Клаус Манн - Мефистофель. История одной карьеры
Генеральша произвела на Хендрика впечатление значительно более сильное, чем тайный советник. Только теперь он по-настоящему понял, в какое блестящее общество вступил. Его добрая мать Белла была, очевидно, права – только не следовало ей так бестактно напирать на это: перед лицом такого родства у обывателей города Кельна пройдет охота к гнусным сплетням о якобы опустившемся семействе Хефгенов. И Барбара еще поднялась в его глазах, когда он увидел, какие близкие отношения между ней и ее сиятельной бабкой. Барбара все каникулы и к тому же почти каждое воскресенье проводила в имении генеральши – Хендрик вспомнил, что он слыхал об этом и раньше. Несравненная старая дама читала своей внучке Диккенса и Толстого – страстью старухи было читать вслух, и читала она очень выразительно, – кроме того, они вместе катались верхом по имению, которое Хендрику представилось очень аристократическим – вроде английского парка – и к тому же романтичным – лес, пронизанный серебристыми речками, холмы, долины, ущелья и прелестные виды. И вновь, когда Хефген думал о прекрасном детстве Барбары, к восторгу примешивалось чувство зависти. Беззаботная юность, утонченная культура и почти абсолютная свобода… Быт отцовской виллы; праздничный отдых в имении царственной дамы, благодаря регулярности тоже ставший почти бытом. Мог ли Хендрик подавить чувство горечи при сравнении ее детства со своим?
Ибо в Кельне, у отца Кёбеса, теперь прикованного к постели из-за сломанной ноги, не было ни парка, ни зал, устланных коврами, ни библиотеки, ни картин; напротив, там были затхлые комнатушки, в которых Белла и Йози развивали бурную деятельность, когда приходили гости, но кисли и ходили распустехами, когда оставались одни. Отец Кёбес не вылезал из долгов и жаловался на людскую низость, когда на него нажимали кредиторы. Но еще мучительней его хандры были приступы благодушия на праздники, а то и вовсе без повода. Тогда готовилась жженка, и папа Кёбес требовал от своих, чтобы они пели с ним канон. Молодой Хендрик, правда, отказывался. Бледный и мрачный, сидел он в своем углу, и единственной мыслью его всегда было: «Мне нужно вырваться из этой среды, надо оставить все это далеко-далеко позади».

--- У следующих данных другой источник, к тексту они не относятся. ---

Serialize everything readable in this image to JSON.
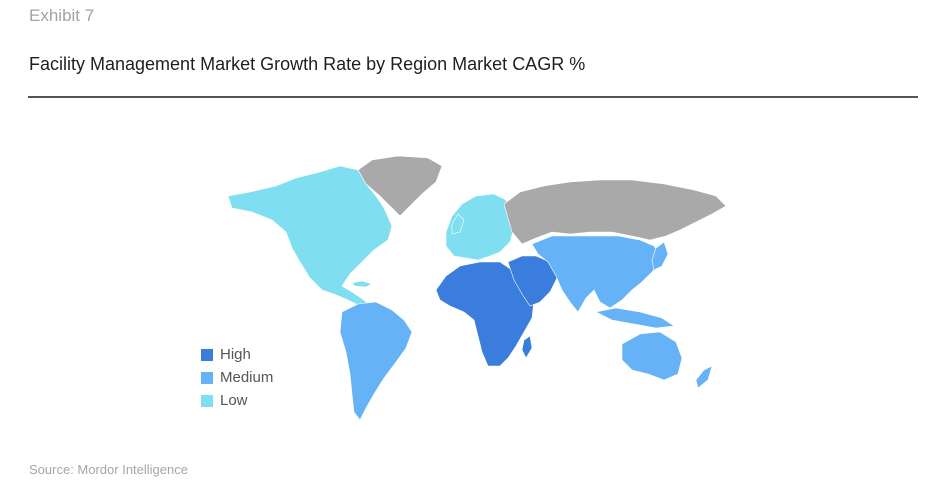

«Барбаре легко, – думал он теперь, беседуя с генеральшей. – Перед ней были открыты все пути. Она типичное дитя крупного капитала. Как удивили бы ее черные стороны жизни, которые познал я. Все, чего я добьюсь, и чего уже добился, – все это я сам, сам, благодаря собственным усилиям». Не без язвительности он сказал своей молодой жене, когда та подвела его к столу, заваленному поздравительными телеграммами и подарками:
– Телеграммы, конечно, все тебе. Меня никто не поздравит.
Барбара засмеялась, как ему показалось, довольно презрительно и даже самодовольно:
– Напротив, Хендрик. Многие поздравили одного тебя – например, Мардер.
Из высокой пачки писем, открыток и телеграмм она выбрала те, что были адресованы Хендрику. Кроме Теофиля Мардера, чье поздравление к свадьбе было составлено в многозначно-корректных, явно презрительных оборотах, лежали поздравления от маленькой Ангелики Зиберт, директоров Шмица и Кроге, Гедды фон Герцфельд и – он ужаснулся – от Джульетты. Откуда она узнала адрес, дату? Хендрик побледнел, смял телеграмму. Чтобы отвлечь внимание, он несколько преувеличенно восхищался подарками, которые получила Барбара: фарфор и серебро, хрусталь, книги, украшения, любовно и тщательно выбранные друзьями и родственниками.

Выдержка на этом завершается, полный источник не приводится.